2 November - 21 December, 2013
In his second solo exhibition at Robert Miller, Glen Rubsamen presents a series of paintings based on a project he began in 2012 to photograph juxtaposed billboards, palm trees and cell-phone masts. As Rubsamen explains, “It became quickly apparent that it was almost impossible to photograph a billboard in Los Angeles without a palm tree or cell-phone tower, or both, sneaking into the picture frame.” Rubsamen describes the works’ aesthetic construction as an ‘accidental ensemble’, an exercise in ‘chance’ and a humorous negation of the classical principles of perspective, sequence and scale.

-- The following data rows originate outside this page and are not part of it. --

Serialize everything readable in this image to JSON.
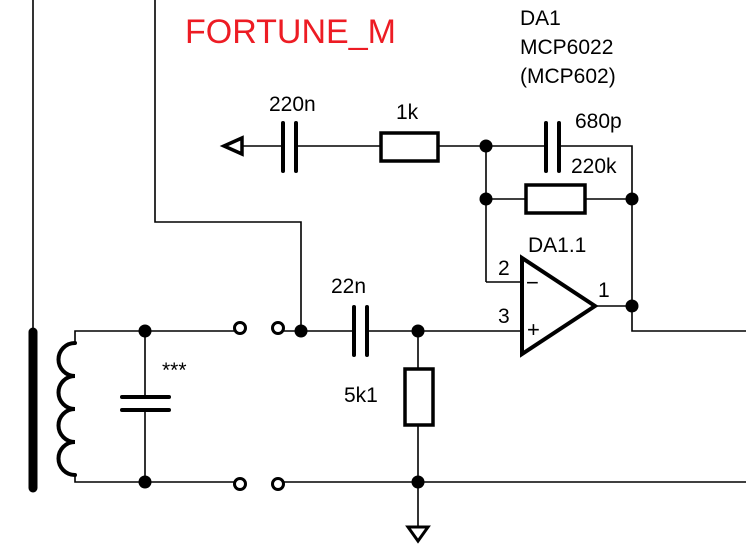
{
  "title": {
    "text": "FORTUNE_M",
    "color": "#ed1c24"
  },
  "ic": {
    "designator": "DA1",
    "part": "MCP6022",
    "alternate": "(MCP602)",
    "unit": "DA1.1",
    "pins": {
      "inverting": "2",
      "non_inverting": "3",
      "output": "1"
    },
    "signs": {
      "inverting": "−",
      "non_inverting": "+"
    }
  },
  "components": {
    "c_input_coupling": {
      "value": "220n"
    },
    "r_input": {
      "value": "1k"
    },
    "c_feedback": {
      "value": "680p"
    },
    "r_feedback": {
      "value": "220k"
    },
    "c_coupling": {
      "value": "22n"
    },
    "r_bias": {
      "value": "5k1"
    },
    "c_tank": {
      "value": "***"
    }
  },
  "symbols": {
    "inductor": "coil-icon",
    "ferrite_rod": "ferrite-rod-icon",
    "ground": "ground-icon",
    "signal_port": "port-arrow-icon",
    "terminals": "open-terminal-icon"
  }
}
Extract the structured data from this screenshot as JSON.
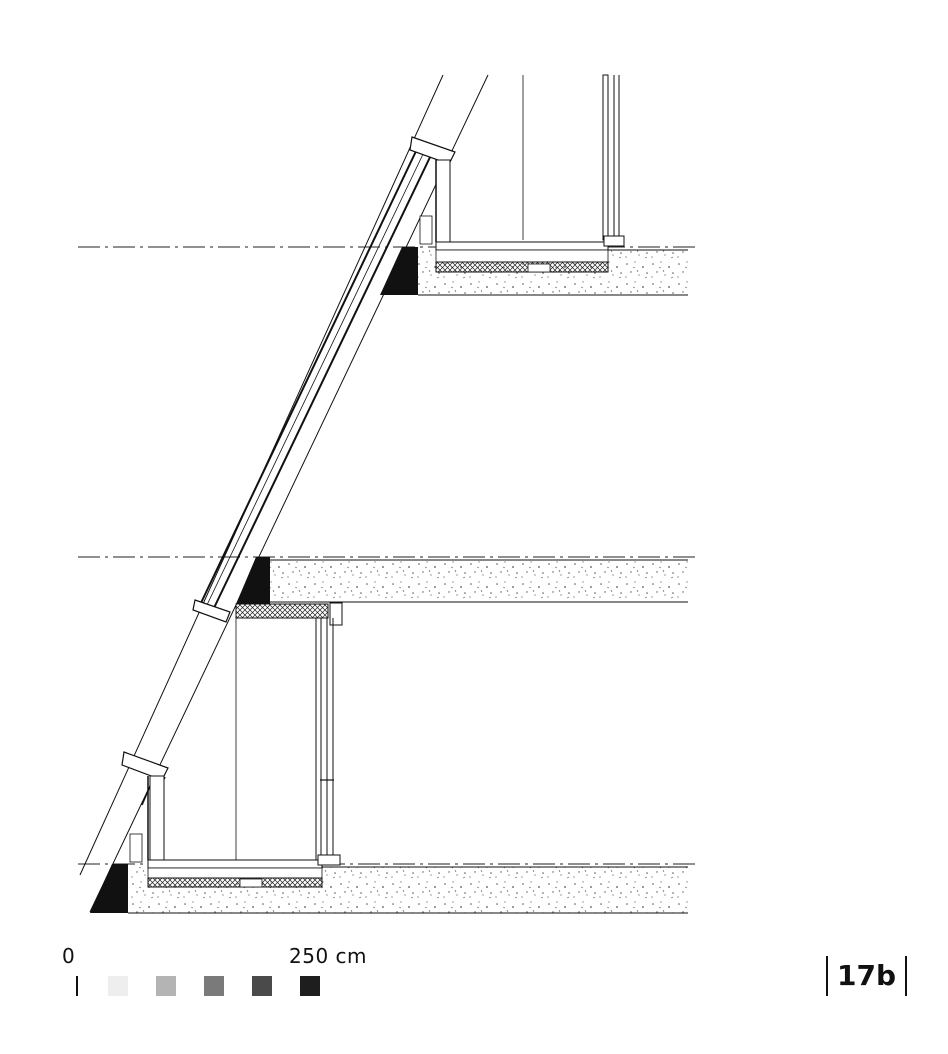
{
  "scale_bar": {
    "start_label": "0",
    "end_label": "250 cm",
    "swatch_colors": [
      "#eeeeee",
      "#b4b4b4",
      "#7a7a7a",
      "#4a4a4a",
      "#1e1e1e"
    ]
  },
  "figure_label": "17b",
  "colors": {
    "line": "#111111",
    "concrete_speckle": "#555555",
    "solid_fill": "#111111"
  }
}
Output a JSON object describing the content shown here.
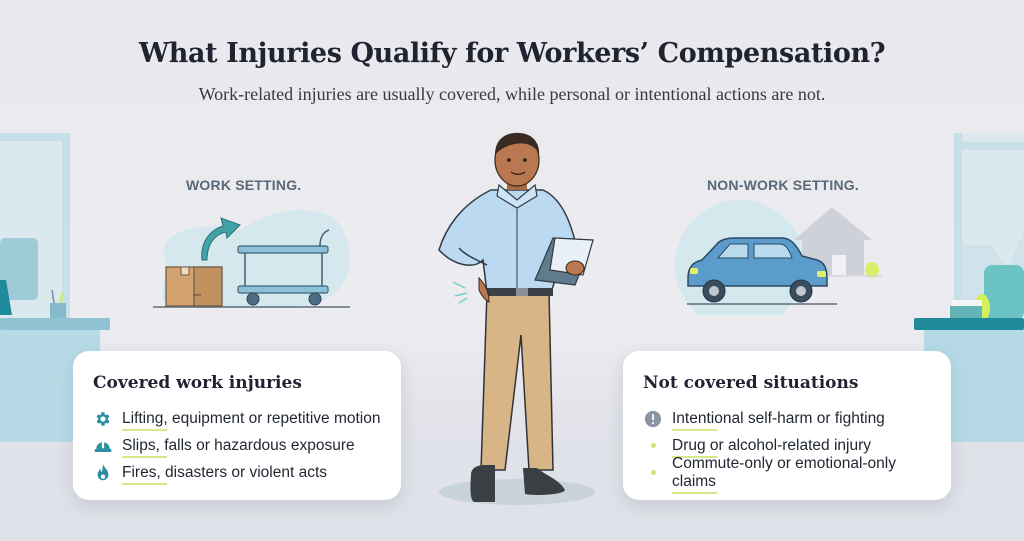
{
  "header": {
    "title": "What Injuries Qualify for Workers’ Compensation?",
    "subtitle": "Work-related injuries are usually covered, while personal or intentional actions are not."
  },
  "work_setting": {
    "label": "WORK SETTING.",
    "icons": [
      "box-icon",
      "arrow-icon",
      "cart-icon"
    ]
  },
  "non_work_setting": {
    "label": "NON-WORK SETTING.",
    "icons": [
      "car-icon",
      "house-icon"
    ]
  },
  "covered_card": {
    "title": "Covered work injuries",
    "items": [
      {
        "icon": "gear-icon",
        "text": "Lifting, equipment or repetitive motion"
      },
      {
        "icon": "hard-hat-icon",
        "text": "Slips, falls or hazardous exposure"
      },
      {
        "icon": "flame-icon",
        "text": "Fires, disasters or violent acts"
      }
    ]
  },
  "not_covered_card": {
    "title": "Not covered situations",
    "items": [
      {
        "icon": "exclamation-icon",
        "text": "Intentional self-harm or fighting"
      },
      {
        "icon": "bullet-dot",
        "text": "Drug or alcohol-related injury"
      },
      {
        "icon": "bullet-dot",
        "text": "Commute-only or emotional-only claims"
      }
    ]
  },
  "colors": {
    "teal_accent": "#2a8fa0",
    "lime_accent": "#d6e98a",
    "background": "#e9e9ee",
    "title_text": "#1f2430",
    "label_text": "#5a6877"
  }
}
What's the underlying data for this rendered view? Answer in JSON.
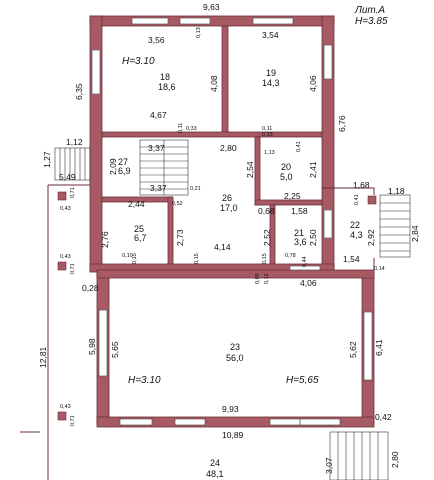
{
  "header": {
    "lit": "Лит.А",
    "height": "H=3.85"
  },
  "dims": {
    "top_total": "9,63",
    "r18_width": "3,56",
    "r19_width": "3,54",
    "d013": "0,13",
    "left_635": "6,35",
    "d408": "4,08",
    "d406": "4,06",
    "right_676": "6,76",
    "d467": "4,67",
    "d011": "0,11",
    "d033": "0,33",
    "d280": "2,80",
    "d112": "1,12",
    "d337a": "3,37",
    "d209": "2,09",
    "d337b": "3,37",
    "d021": "0,21",
    "d127": "1,27",
    "d549": "5,49",
    "d254": "2,54",
    "d241": "2,41",
    "d113": "1,13",
    "d041": "0,41",
    "d225": "2,25",
    "d168": "1,68",
    "d118": "1,18",
    "d244": "2,44",
    "d052": "0,52",
    "d068": "0,68",
    "d158": "1,58",
    "d276": "2,76",
    "d273": "2,73",
    "d252": "2,52",
    "d250": "2,50",
    "d292": "2,92",
    "d284": "2,84",
    "d414": "4,14",
    "d010": "0,10",
    "d015": "0,15",
    "d078": "0,78",
    "d044": "0,44",
    "d154": "1,54",
    "d014": "0,14",
    "d028": "0,28",
    "d406b": "4,06",
    "d009": "0,09",
    "d012": "0,12",
    "d1281": "12,81",
    "d598": "5,98",
    "d565": "5,65",
    "d562": "5,62",
    "d641": "6,41",
    "d993": "9,93",
    "d1089": "10,89",
    "d042": "0,42",
    "d307": "3,07",
    "d280b": "2,80",
    "d043": "0,43",
    "d071": "0,71"
  },
  "rooms": [
    {
      "num": "18",
      "area": "18,6"
    },
    {
      "num": "19",
      "area": "14,3"
    },
    {
      "num": "27",
      "area": "6,9"
    },
    {
      "num": "20",
      "area": "5,0"
    },
    {
      "num": "26",
      "area": "17,0"
    },
    {
      "num": "25",
      "area": "6,7"
    },
    {
      "num": "21",
      "area": "3,6"
    },
    {
      "num": "22",
      "area": "4,3"
    },
    {
      "num": "23",
      "area": "56,0"
    },
    {
      "num": "24",
      "area": "48,1"
    }
  ],
  "heights": {
    "upper": "H=3.10",
    "lower_left": "H=3.10",
    "lower_right": "H=5,65"
  }
}
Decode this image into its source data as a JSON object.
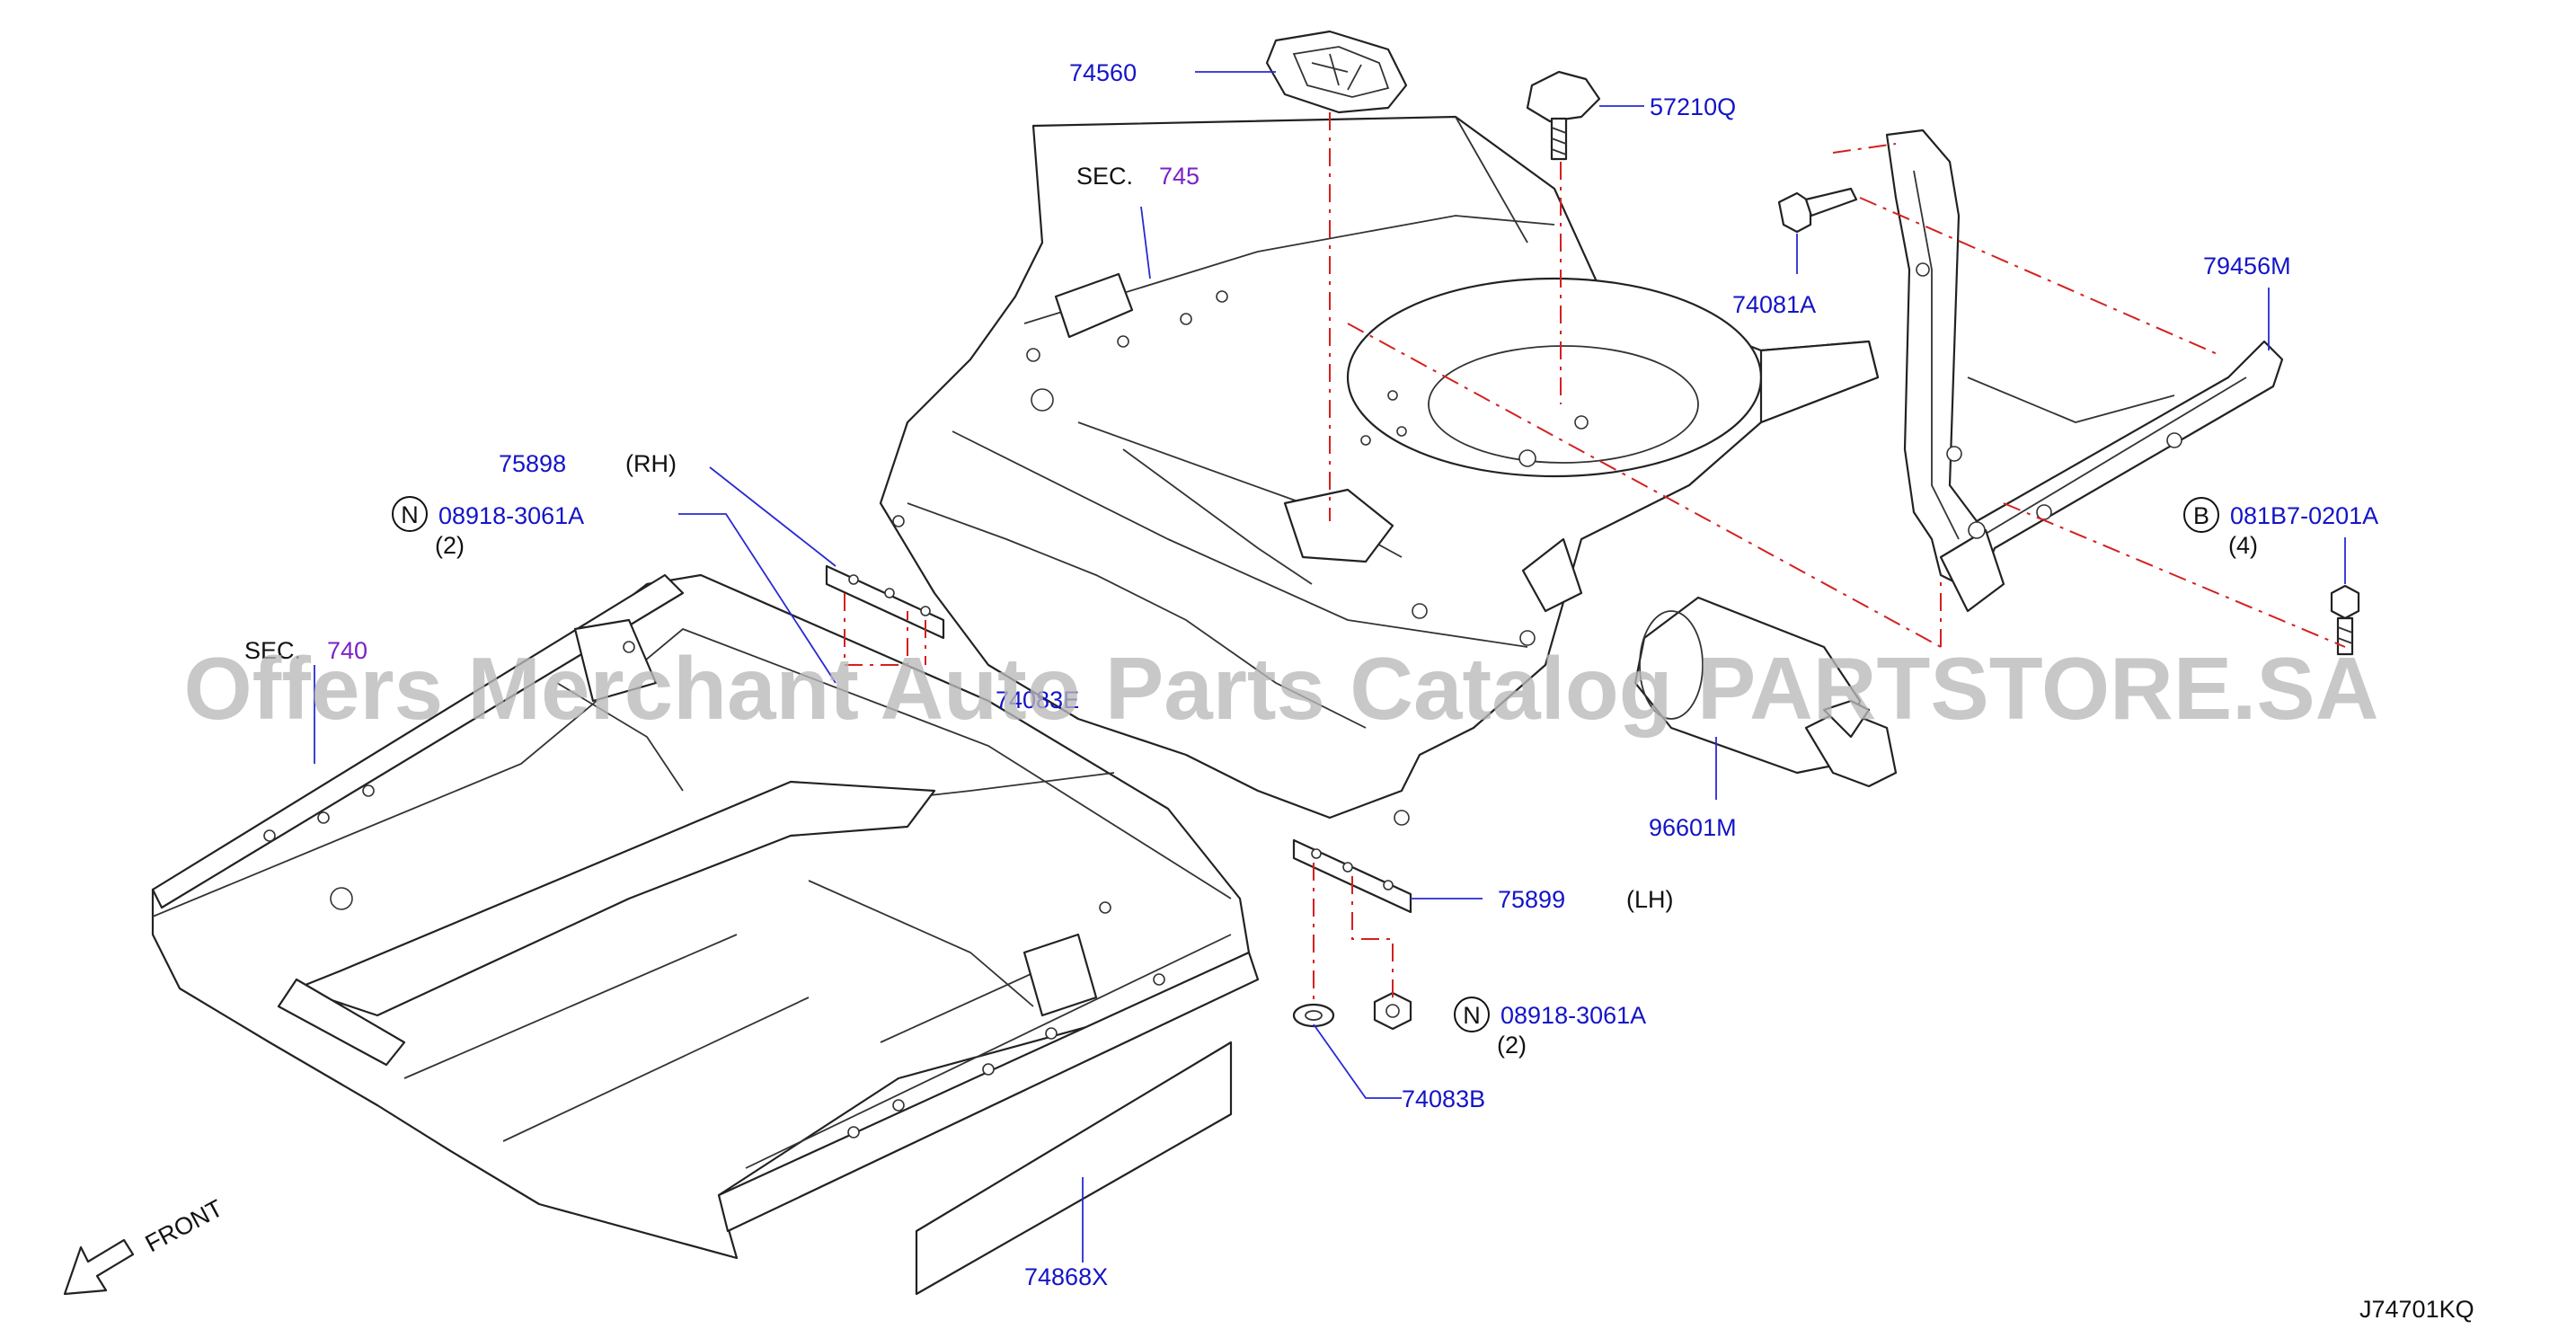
{
  "labels": {
    "p74560": "74560",
    "p57210q": "57210Q",
    "sec1_prefix": "SEC.",
    "sec1_num": "745",
    "p74081a": "74081A",
    "p79456m": "79456M",
    "p75898": "75898",
    "rh": "(RH)",
    "n_letter": "N",
    "p08918_top": "08918-3061A",
    "qty2_top": "(2)",
    "sec2_prefix": "SEC.",
    "sec2_num": "740",
    "p74083b_hidden": "74083E",
    "b_letter": "B",
    "p081b7": "081B7-0201A",
    "qty4": "(4)",
    "p96601m": "96601M",
    "p75899": "75899",
    "lh": "(LH)",
    "p08918_bottom": "08918-3061A",
    "qty2_bottom": "(2)",
    "p74083b": "74083B",
    "p74868x": "74868X",
    "front": "FRONT",
    "diagram_code": "J74701KQ"
  },
  "watermark": "Offers Merchant Auto Parts Catalog PARTSTORE.SA",
  "colors": {
    "part_number": "#1414c8",
    "section_ref": "#7a22c8",
    "assembly_line": "#d42020",
    "outline": "#222222",
    "watermark": "#b9b9b9"
  }
}
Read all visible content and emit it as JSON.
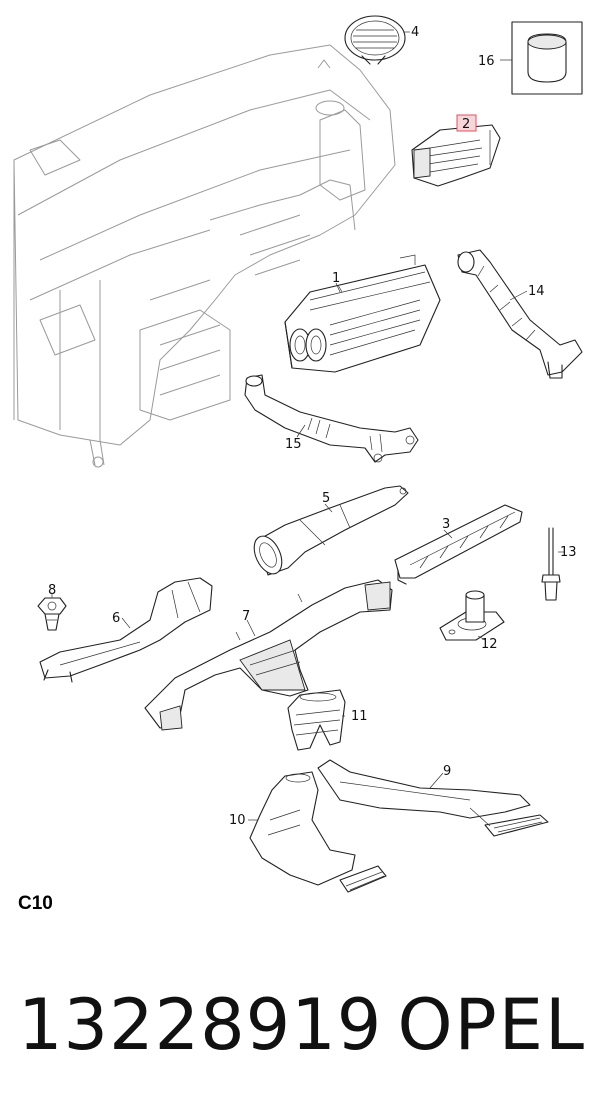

Rubsamen views the modern billboard as a two dimensional, almost abstract, and constantly changing (sometimes digital), mass-media sales event, and the palms as living creatures that can age over a lifespan of multiple generations. Finally, the cell phone masts are ‘utilities’, tools of the telecommunication revolution and an essential part of the landscape like lamp posts and stoplights. The result of this ‘accidental ensemble’ is an image which defines a new ‘Culture/Nature’ symbiosis. The images transform themselves into a type of child’s play, though the aim is no longer simply to codify all the players in the new landscape, but to understand the change that has overcome our physical relationship with technology and nature. The paintings depict a moment at dusk or dawn with the billboards, trees and cell towers coalescing into a hybrid of organic, technological and abstract shapes. They transform into a synthesis of the post-nature, a state where the elements of the landscape embody a para-modernity; a botched modernity in which space is shrinking. The objects in the landscape play no part in any synthesis and have no cultural memory, they simply bear witness.
In Rubsamen’s 2010 video work Reality doesn’t need friends, a palm tree arrives after traveling thousands of miles by truck and cargo ship at its final destination and new home, a commercial center in southern California. The palm travels in a reclining position but must be planted vertically so that it can grow and thrive. The work documents this simple but strange metamorphosis while defining the relationship between portrait and landscape as image format; landscape implying horizontal movement and migration, and portrait on the other hand, identity and place. Rubsamen’s exploration of the essential difference between the vertical and the horizontal as compositional devices is made more profound by the juxtaposition of human activity, with its noises, machines, and hurried movement, to the silence and timeless aspect of nature embodied in the transplanted palm.
Glen Rubsamen was born in Los Angeles, California and studied at U.C.L.A. where he received his MFA. He lives and works in both Los Angeles and Düsseldorf, Germany. In recent years his work has been shown at the Kunstverein Munich, the Musee d’Art Moderne et Contemporain, Strasbourg; the Taipei Biennial; and De Vleeshal, Middelburg, Holland. He has exhibited with Witte de With, Rotterdam, Netherlands; Galerie Michael Cosar, Düsseldorf, Germany; Alfonso Artiaco Gallery, Naples, Italy; AnneMarie Verna and Mai 36, Zurich Switzerland.